Symptomatic choledocholithiasis is uncommon during pregnancy. Choledocholithiasis can produce gallstone pancreatitis manifested by pyrexia, nausea, and severe abdominal pain or ascending cholangitis manifested by pyrexia, RUQ pain, and jaundice (Charcot triad). Endoscopic ultrasound is relatively safe in pregnancy and is sensitive in detecting choledocholithiasis. Patients with choledocholithiasis and gallstone pancreatitis should undergo ERCP and sphincterotomy with stone extraction, as previously described. Pancreatography can be avoided to minimize fetal radiation exposure. These patients then usually undergo cholecystectomy postpartum but can, if necessary, undergo cholecystectomy antepartum, especially during the second trimester, with acceptable maternal and fetal risks. Cholecystectomy can be performed by laparoscopic, rather than open, techniques during the first or second trimester of pregnancy.

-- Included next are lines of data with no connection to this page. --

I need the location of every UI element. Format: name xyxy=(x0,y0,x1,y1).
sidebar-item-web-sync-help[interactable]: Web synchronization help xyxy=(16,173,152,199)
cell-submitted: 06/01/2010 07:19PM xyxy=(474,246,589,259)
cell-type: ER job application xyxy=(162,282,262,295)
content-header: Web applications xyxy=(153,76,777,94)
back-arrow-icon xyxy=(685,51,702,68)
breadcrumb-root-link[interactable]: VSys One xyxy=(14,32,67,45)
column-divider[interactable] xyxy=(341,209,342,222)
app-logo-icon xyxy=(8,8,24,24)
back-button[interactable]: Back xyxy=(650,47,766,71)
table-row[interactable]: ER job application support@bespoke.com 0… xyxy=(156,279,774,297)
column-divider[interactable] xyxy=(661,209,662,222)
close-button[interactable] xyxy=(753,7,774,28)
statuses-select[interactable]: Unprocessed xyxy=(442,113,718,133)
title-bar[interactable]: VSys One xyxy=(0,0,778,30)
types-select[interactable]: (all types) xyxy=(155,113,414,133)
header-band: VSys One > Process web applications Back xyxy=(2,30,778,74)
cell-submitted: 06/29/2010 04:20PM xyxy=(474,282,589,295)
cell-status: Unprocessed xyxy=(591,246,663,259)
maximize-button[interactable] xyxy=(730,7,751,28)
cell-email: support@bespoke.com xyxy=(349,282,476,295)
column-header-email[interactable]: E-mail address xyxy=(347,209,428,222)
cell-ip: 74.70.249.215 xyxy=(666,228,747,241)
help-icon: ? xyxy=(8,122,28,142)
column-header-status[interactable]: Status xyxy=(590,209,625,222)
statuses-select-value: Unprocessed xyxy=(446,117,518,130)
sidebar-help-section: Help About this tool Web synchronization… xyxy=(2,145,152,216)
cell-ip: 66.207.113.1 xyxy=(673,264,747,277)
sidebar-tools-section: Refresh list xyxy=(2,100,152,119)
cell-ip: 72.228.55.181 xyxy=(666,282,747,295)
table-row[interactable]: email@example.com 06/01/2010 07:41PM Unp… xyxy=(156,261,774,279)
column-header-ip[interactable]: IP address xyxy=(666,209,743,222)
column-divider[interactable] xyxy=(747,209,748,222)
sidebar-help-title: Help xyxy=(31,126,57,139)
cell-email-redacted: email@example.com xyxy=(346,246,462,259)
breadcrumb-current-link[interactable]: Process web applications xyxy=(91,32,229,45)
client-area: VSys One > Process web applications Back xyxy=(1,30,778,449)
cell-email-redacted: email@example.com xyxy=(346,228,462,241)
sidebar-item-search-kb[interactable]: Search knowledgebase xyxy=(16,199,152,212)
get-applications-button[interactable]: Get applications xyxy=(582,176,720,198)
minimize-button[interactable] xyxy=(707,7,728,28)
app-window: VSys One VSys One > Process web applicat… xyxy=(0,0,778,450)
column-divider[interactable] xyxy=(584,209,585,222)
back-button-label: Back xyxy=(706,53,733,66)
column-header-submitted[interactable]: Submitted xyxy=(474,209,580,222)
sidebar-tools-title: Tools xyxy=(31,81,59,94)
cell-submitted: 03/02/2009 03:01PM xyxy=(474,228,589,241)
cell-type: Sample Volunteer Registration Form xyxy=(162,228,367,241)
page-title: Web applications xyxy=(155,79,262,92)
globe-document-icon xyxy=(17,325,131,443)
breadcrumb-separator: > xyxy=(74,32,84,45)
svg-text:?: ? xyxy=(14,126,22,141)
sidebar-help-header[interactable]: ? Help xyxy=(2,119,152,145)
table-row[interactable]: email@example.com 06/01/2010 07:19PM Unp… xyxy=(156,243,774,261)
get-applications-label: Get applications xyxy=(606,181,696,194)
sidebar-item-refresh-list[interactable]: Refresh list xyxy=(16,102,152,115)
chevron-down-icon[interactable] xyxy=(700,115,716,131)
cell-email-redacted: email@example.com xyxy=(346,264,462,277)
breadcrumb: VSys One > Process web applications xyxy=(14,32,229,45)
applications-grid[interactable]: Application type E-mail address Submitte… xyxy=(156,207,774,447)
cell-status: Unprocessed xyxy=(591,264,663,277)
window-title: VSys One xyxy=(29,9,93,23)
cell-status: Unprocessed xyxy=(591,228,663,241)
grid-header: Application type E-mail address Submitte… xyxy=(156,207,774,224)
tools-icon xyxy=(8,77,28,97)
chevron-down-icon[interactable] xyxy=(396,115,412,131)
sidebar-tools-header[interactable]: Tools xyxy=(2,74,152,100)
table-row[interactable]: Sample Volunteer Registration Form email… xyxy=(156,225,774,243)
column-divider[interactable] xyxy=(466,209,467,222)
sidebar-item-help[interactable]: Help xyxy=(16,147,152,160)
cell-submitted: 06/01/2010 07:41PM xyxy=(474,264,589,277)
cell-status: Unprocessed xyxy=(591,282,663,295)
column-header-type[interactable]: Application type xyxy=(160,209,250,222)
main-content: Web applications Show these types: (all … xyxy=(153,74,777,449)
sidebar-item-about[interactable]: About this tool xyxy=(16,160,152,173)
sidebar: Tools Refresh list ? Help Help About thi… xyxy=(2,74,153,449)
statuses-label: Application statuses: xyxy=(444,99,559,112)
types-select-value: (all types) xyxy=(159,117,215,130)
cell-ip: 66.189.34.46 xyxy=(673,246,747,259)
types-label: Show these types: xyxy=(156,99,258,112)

Choledochal cysts are rare. They typically produce a diagnostic triad of abdominal pain, jaundice, and a palpable abdominal mass in nonpregnant patients. Choledochal cysts are classified into types 1 through 4, depending upon which segment of the biliary tree is dilated. Choledochal cysts can initially present during pregnancy, which can exacerbate the abdominal pain and increase the jaundice because of choledochal compression by the enlarged gravid uterus. However, pregnancy can mask the palpable abdominal mass because of the size of the uterus. Severe pain suggests cyst rupture or concomitant pancreatitis. A choledochal cyst is often diagnosed by abdominal ultrasound, although cholangiography is sometimes required. MRI is preferred over abdominal CT or diagnostic ERCP for determining the anatomy. Surgical management is generally recommended for symptomatic choledocholithiasis because of the risk of recurrent cholangitis and malignant degeneration. The standard surgery is cystectomy, cholecystectomy, and reconstitution of biliary-intestinal flow by either a Roux-en-Y hepaticojejunostomy or choledochojejunostomy. Medical management, including antibiotics and temporary percutaneous or endoscopic drainage, may sometimes suffice until delivery.